Dengan demikian, sesungguhnya ketersediaan energi dan protein secara nasional itu sangatlah mencukupi. Tetapi, kenyataannya pada tahun 2016 konsumsi jumlah energinya masih di bawah dari yang dianjurkan (< 2.150 Kkal). Hal inilah yang menyebabkan tingginya angka kurang gizi atau undernourishment (kurang energi). Demikian juga, konsumsi protein pada tahun 2016 masih sedikit di bawah standar yang dianjurkan, dan membaik pada tahun 2017 yang dapat mencapai 62,20 g per kapita sehari. Dengan tersedianya energi dan protein secara nasional tersebut, maka yang perlu ditingkatkan ialah kemudahan akses dan distribusi pangan yang dapat terjangkau di seluruh wilayah nusantara, termasuk keterjangkauan harganya.

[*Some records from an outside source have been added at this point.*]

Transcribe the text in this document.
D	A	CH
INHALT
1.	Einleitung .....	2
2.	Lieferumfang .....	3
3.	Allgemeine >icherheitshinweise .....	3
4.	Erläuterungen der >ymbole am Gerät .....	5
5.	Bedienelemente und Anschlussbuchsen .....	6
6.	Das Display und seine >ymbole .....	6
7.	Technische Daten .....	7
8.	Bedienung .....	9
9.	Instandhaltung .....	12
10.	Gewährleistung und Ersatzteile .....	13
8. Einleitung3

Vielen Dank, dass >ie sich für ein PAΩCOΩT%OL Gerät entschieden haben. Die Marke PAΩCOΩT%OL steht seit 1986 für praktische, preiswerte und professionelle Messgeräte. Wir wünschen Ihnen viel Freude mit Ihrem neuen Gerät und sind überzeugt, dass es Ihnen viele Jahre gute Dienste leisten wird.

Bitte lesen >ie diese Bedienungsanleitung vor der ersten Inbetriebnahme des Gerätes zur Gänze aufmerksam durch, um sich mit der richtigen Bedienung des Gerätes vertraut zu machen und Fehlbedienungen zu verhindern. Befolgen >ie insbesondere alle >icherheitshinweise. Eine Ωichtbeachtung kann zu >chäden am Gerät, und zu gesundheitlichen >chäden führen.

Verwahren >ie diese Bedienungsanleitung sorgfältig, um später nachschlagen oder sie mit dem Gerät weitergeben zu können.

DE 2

Tantangan Calon Kepala Daerah
Kerangka intervensi untuk stunting sudah disiapkan, permasalahan kurang gizi, khususnya kalori, zat besi dan protein telah dikemukakan. Kini yang dibutuhkan ialah komitmen dari para kepala daerah. Apalagi tahun ini akan diselenggarakan Pilkada, sungguh momen yang baik bagi calon kepala daerah untuk berkomitmen, berdedikasi, beramal untuk menyelamatkan puluhan ribu anak balita stunting menuju sehat dan membebaskan ratusan juta warga miskin menuju sejahtera. Oleh karena itu, paparan pada data tersebut tidaklah dimaksudkan untuk menunjukkan kinerja kepala daerah yang buruk, tetapi lebih ditujukan potensi limpahan ladang amal untuk mengentaskan puluhan ribu anak balita stunting dan ratusan ribu penduduk miskin. Karena, siapa pun bupatinya akan menghadapi masalah yang tidak mudah untuk diatasi. Indonesia sendiri telah bergabung dengan Gerakan Scale up Nutrition (negara-negara yang penduduknya mengalami kekurangan gizi) sejak 22 Desember 2011, nyatanya hingga kini angka anak balita stunting kita masih tinggi, yakni 36,4%. Lalu, bagaimana dengan target tahun 2025 yang oleh World Health Assembly dari WHO yang telah menetapkan penurunan sebesar 40% anak balita stunting dari tahun 2012? Berdasarkan pengamatan tahun-tahun sebelumnya target itu (menjadi 21,84%) terasa sangat berat jika tidak diikuti gerakan bersama yang masif.
Akhirnya, titip pesan buat calon kepala daerah, terutama calon bupati – bupati dan gubernur di provinsi Jawa Barat: turunkan angka stunting!
*Artikel telah dimuat di Koran Sindo, 19 April 2018.